Definition of random variable (measure theoretic)

measure-theoryprobability theoryrandom variables

My book defines a random variable $X$ as a real measurable function on a probability measure space $(\Omega, F, P)$. My question is as follows: is the probability measure $P$ defined over the elements of $F$, or over the elements of $X(F)$? Or is there no difference?

Best Answer

The measure is defined in the measure space, that is, $P$ is a measure in $\Omega$, not in the codomain of $X$.

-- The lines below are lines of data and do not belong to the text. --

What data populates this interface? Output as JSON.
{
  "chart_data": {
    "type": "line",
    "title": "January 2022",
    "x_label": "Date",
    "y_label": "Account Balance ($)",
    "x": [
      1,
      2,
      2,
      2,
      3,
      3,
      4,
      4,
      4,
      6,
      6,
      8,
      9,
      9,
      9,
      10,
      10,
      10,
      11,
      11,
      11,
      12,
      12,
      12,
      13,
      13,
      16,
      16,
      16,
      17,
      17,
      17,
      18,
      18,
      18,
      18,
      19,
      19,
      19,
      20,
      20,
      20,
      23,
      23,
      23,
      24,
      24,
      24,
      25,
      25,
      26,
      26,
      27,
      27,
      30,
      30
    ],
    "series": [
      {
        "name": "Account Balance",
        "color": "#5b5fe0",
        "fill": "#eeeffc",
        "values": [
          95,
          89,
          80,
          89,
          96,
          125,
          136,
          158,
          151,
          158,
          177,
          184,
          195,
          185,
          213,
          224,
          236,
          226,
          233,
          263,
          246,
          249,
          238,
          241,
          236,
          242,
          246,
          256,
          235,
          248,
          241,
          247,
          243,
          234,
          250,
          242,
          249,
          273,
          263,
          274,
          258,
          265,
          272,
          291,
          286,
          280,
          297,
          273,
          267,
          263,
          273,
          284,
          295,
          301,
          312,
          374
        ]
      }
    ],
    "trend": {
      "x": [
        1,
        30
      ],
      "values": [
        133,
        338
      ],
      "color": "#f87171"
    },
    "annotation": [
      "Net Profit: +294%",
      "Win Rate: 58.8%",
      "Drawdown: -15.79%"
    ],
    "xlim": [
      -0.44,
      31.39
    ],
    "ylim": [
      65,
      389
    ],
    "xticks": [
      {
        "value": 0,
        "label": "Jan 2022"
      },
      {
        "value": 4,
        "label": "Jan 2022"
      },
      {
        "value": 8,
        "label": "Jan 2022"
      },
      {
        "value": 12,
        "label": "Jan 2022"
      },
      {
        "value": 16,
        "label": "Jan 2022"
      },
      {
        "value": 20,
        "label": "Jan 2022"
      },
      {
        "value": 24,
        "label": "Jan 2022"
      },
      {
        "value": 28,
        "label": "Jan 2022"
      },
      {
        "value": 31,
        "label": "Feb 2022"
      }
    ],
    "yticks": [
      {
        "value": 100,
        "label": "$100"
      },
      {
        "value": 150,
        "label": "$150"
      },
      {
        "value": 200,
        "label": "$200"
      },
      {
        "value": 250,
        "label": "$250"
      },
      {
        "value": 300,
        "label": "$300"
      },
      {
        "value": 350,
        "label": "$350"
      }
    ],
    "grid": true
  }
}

However the measure $P$ induces a Lebesgue-Stieltjes measure $\mu_X$ in the codomain of $X$ by

$$\mu_X(A):=P(X^{-1}(A))$$

for any Lebesgue measurable set $A\subset\Bbb R$. This induced measure $\mu_X$ defines the distribution of $X$ via $F_X(c):=\mu_X((-\infty, c])$, and so we have that

$$ P(X^{-1}(-\infty,c])=\int_{X^{-1}(-\infty,c]} dP=\int_{(-\infty,c]}d\mu_X $$

where we generally use the shorthand $P(X\le c):=P(X^{-1}(-\infty,c])=F_X(c)$ to refer to "the probability that $X$ would be equal or less than $c$" and $dF_X:=d\mu_X$ is a common notation for the Lebesgue-Stieltjes measure.

When $F_X$ haves a continuous derivative then $dF_X=F_X'(x)\,dx$ where $dx$ is the Lebesgue measure on $\Bbb R$ and $f_X:=F'_X$ is called the density of $X$.

I hope you get all clear now.

NOTE: observe that above we require that $X$ is a measurable function, that is, that $X^{-1}(A)\in F$ for any Lebesgue measurable set $A$.